4.3 Software-only, auditable ground truth

Episodes run in simulation. Hidden state and transition rules are programmatic. The evaluator — not the agent — holds ground truth. Observations are noisy; held-out query points are never exposed during the interaction phase. This supports reproducibility and third-party regrading from logged trajectories.

4.4 Tiered difficulty

Track A progression: independent actions → compositional/non-commutative actions → context-dependent actions (same symbol, different effect depending on latent mode).

Track B progression:

Tier 1: Unique ground truth given initial data.
Tier 2: Degenerate decoy theories until a specific intervention (e.g. mean-field vs. 2D Ising until susceptibility peak shape is measured; direct vs. consecutive kinetics until intermediate concentration is probed).
Tier 3: Scale hierarchy — agent must distinguish fundamental from emergent descriptions.

5. Where the tracks diverge

Understanding the differences is essential for construct validity — conflating them produces benchmarks that reward the wrong behavior.

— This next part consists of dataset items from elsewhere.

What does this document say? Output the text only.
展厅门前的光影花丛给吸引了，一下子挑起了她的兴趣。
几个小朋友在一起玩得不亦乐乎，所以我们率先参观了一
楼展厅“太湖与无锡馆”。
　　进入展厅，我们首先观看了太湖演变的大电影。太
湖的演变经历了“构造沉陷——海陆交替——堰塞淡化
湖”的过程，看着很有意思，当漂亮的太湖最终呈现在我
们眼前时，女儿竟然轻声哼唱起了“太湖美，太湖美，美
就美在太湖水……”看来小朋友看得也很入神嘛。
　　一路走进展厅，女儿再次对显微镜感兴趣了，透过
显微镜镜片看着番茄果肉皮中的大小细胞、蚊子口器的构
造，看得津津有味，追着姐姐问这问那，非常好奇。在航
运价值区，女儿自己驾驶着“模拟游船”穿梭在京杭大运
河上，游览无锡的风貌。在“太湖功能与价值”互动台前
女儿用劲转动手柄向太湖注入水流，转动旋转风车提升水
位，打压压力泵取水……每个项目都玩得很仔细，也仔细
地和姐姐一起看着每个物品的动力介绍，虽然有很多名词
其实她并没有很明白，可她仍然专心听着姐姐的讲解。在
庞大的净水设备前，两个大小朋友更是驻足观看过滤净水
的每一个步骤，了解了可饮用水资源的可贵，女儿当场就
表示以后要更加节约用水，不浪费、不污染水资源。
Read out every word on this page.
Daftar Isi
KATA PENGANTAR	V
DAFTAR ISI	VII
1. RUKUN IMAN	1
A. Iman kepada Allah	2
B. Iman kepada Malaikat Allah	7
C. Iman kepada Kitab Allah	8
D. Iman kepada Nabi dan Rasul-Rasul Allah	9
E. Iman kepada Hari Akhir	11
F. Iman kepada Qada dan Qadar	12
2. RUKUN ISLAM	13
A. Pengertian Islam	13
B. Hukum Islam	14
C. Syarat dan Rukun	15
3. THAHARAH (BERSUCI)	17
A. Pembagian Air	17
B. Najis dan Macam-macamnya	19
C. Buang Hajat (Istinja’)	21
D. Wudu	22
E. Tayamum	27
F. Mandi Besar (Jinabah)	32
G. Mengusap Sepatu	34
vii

5.1 Success object and failure modes

	Track A	Track B
Success object	Correct (\hat{\phi}(a)) for each action	Correct mechanism + accurate held-out predictions
Primary failure	Mislabels actions; cannot plan	Curve-fits training data; wrong theory
Can pass without science?	Yes	No
Can fail despite knowing actions?	Unlikely	Yes — wrong mechanism class

An agent that learns all action labels but submits mean-field theory for a 2D Ising world should score highly on semantics and poorly on discovery. An agent that memorizes spin snapshots without learning what (A_1) does should fail both.

5.2 Role of action semantics

	Track A	Track B
Semantics	The product	A prerequisite (scored separately in A→B mode)
Labeled actions	Never, by design	Optional ablation (labeled = upper bound)
Episode end	Submit (\hat{\phi}); transfer test	Submit theory + held-out predictions

Empirically, worked A→B episodes spend roughly half the budget on semantic discovery and half on mechanism inference — matching the relative difficulty of the two constructs.

5.3 Evaluation protocol

	Track A	Track B
Phases	Discovery → goal → transfer	Initial obs → interventions → submission
Held-out test	New initial state; same action semantics	New parameter points; predictive RMSE
Decoys	Peripheral	Central at Tier 2

6. Episode taxonomy

One harness supports four episode types:

Type	Actions	Scored construct	Use case
A-only	Unlabeled	(\hat{\phi}) + transfer	Isolate semantics capability
B-only (labeled)	Documented	Mechanism + prediction	Upper bound; domain-only eval
A→B (full)	Unlabeled	Both	Default; full discovery loop
Cross-domain transfer	Unlabeled	(\hat{\phi}) transfer across world families	Research extension

A→B is the recommended default for measuring adaptive scientific reasoning: it prevents agents from succeeding on discovery tasks only because tool documentation leaked the experimental design.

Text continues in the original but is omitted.